BOSTON — Smart. Resourceful. Determined. Those three words were just a few of many used by a Campbell Soup Co. executive to describe millennial moms as part of a panel discussion at the Goldman Sachs Global Retailing Conference held Sept. 9 in Boston.
Charles Vila, head of consumer insights at Campbell, said the Camden, N.J.-based company’s products are in 98% of millennial mom households. To achieve that sort of lofty penetration, Mr. Vila said Campbell has focused on values, taste and transparency.
He said millennial moms tend to gravitate to brands they feel have shared values, but also expect companies to be transparent about whatever goods they are offering.
|Charles Vila, head of consumer insights at Campbell.|
“When it comes to food, they want to know where their food comes from, what’s in it or not in it,” Mr. Vila said. “How is it made. And what does it do for their bodies or their children’s bodies at this time.”
Campbell Soup has taken steps to meet this consumer demand by creating a web site, www.whatsinmyfood.com. The web site educates consumers about food choices.
He said millennial moms also appear to be open to different types of eating experiences.
“Remember, their kids, these are millennials themselves, they grew up on sushi and Mexican, right,” he explained. “I grew up on pizza. It’s sushi and Mexican. And so their kids have an equally expansive palate or at least they have the desire for their kids to have that. And so there is a lot more openness, generally, to millennial moms, to millennials generally, but also specifically as it relates to food with millennial moms. So they’re looking for authentic experiences. Something — maybe traditional favorites with a twist, but something different.”

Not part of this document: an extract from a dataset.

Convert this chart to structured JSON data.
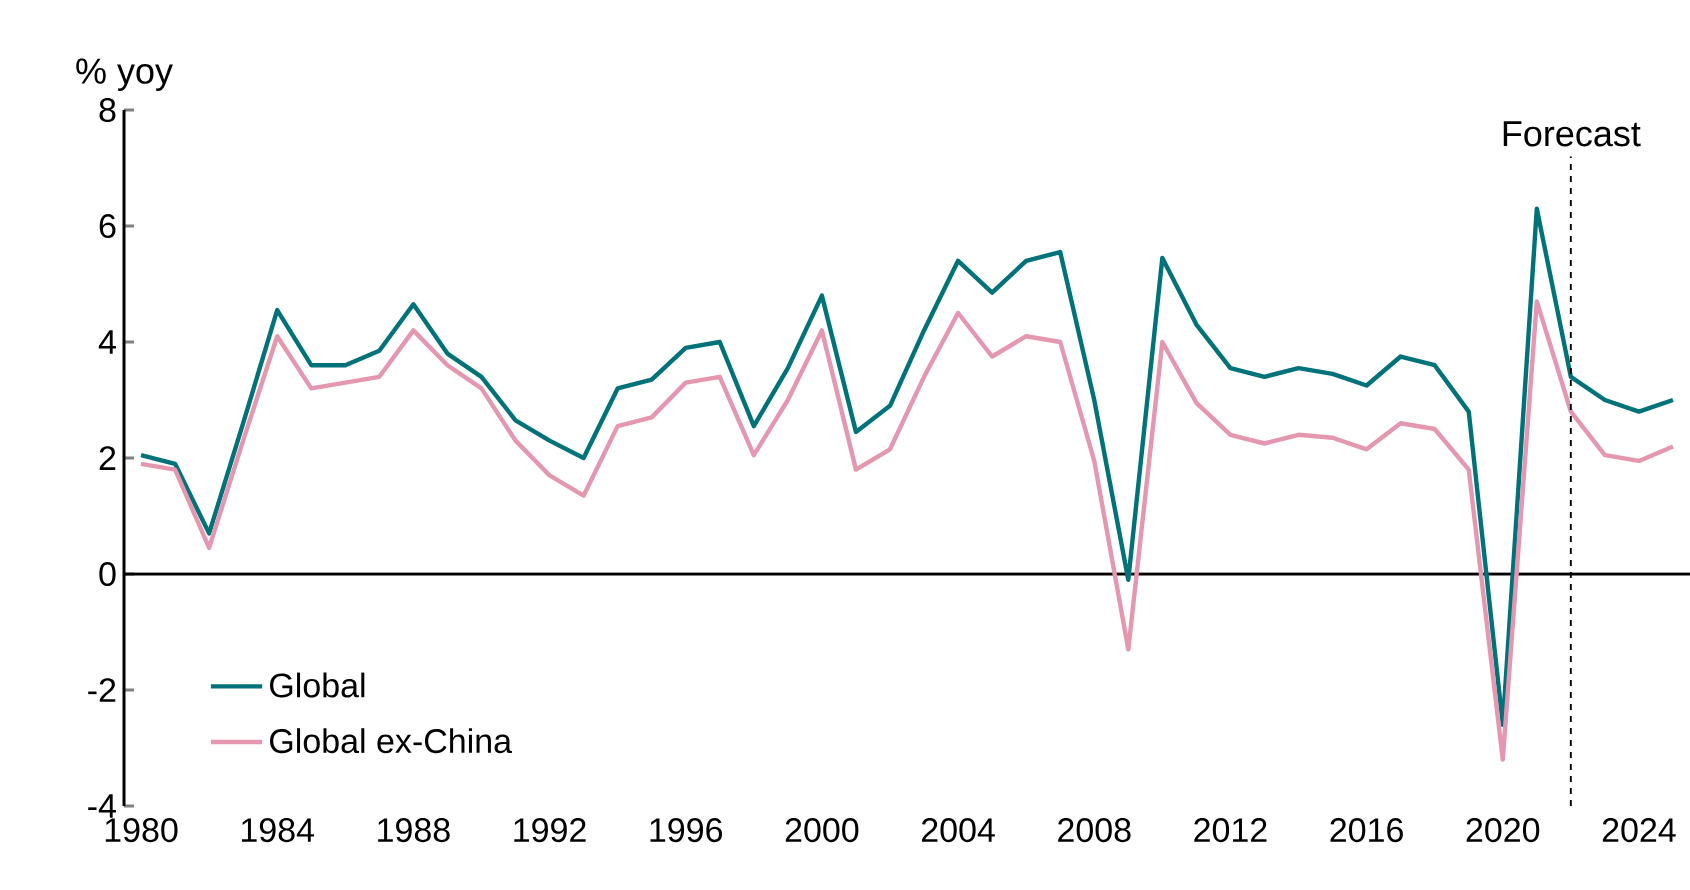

To meet this need, Mr. Vila said Campbell Soup continues to try and offer not only different types of foods across its brands, but also enhance the quality of the food that it is providing to give consumers the types of experiences they want.
“When it comes to food and nutrition, millennial moms will not sacrifice on food and nutrition for their kids and for themselves,” he said.In addition to Mr. Vila, the millennial moms panel featured John Frascotti, president of Hasbro, Inc., a toy and entertainment company, and Brian Lynch, president of Carter’s, a provider of children’s apparel.